Do I want to cast Sauron as early as possible?
Often yes, because every turn cycle with Sauron in play compounds value, but it can be correct to wait if you can’t protect your Army or if the table is poised to remove him immediately.
When should I choose to discard my hand to draw four?
Typically when your hand is low on action or mismatched for the game state; if your current hand is already strong, you can skip the discard and keep playing normally.
Is this deck more control or more aggro?
It often plays like midrange-control: you interact and stabilize, then win through a single oversized Army backed by steady card flow.

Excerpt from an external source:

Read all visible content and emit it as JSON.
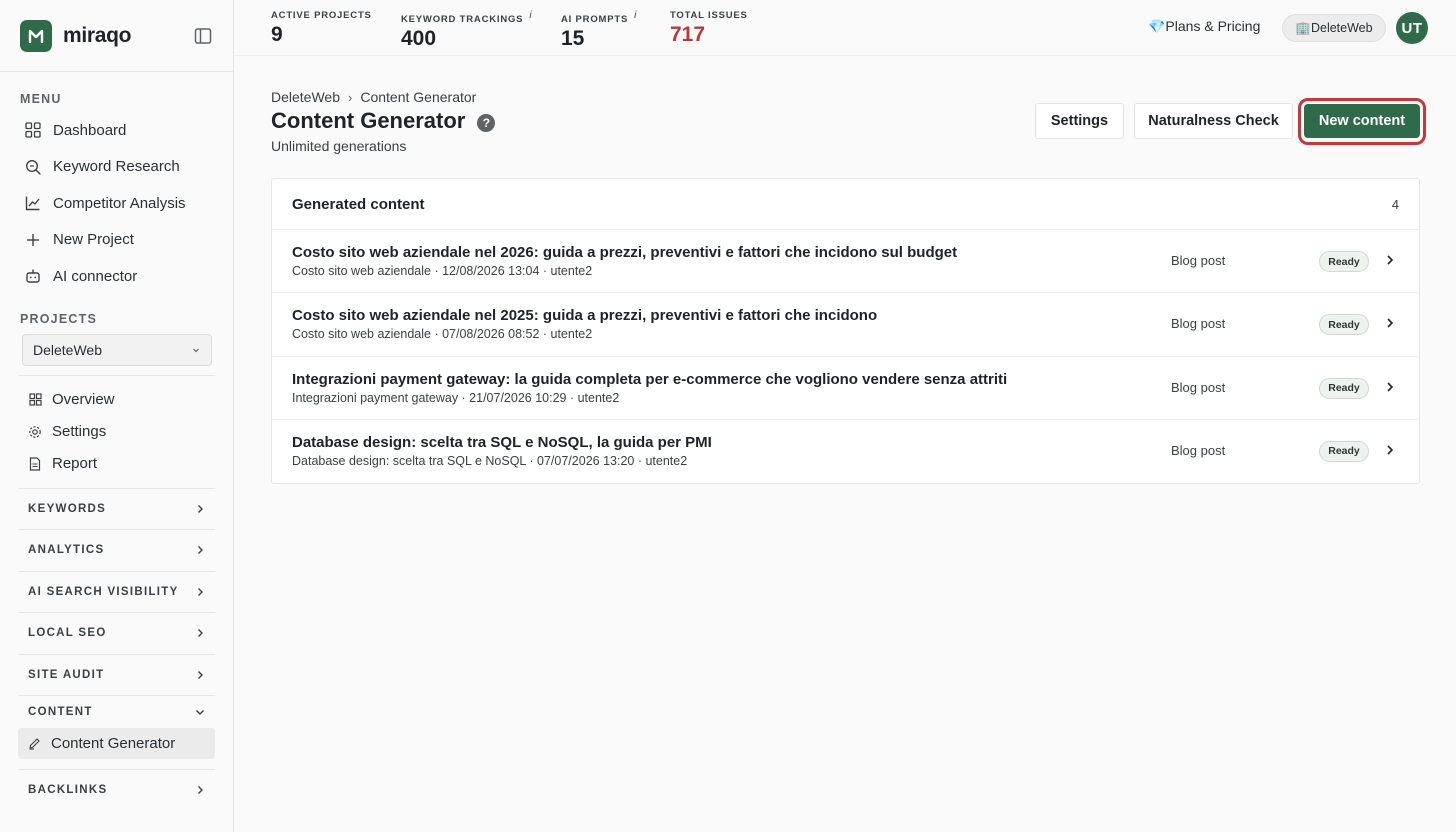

How do I protect Sauron and my Army?
You usually rely on holding up interaction and choosing safe attack windows; as an example, effects like Lazotep Plating can help protect key pieces, but the broader plan is to trade resources and rebuild faster.
What does a typical win look like?
Most wins come from repeated Army combat damage snowballing into more cards and more pressure, occasionally closing with a big board swing or burn-style support as examples (such as Fiery Inscription).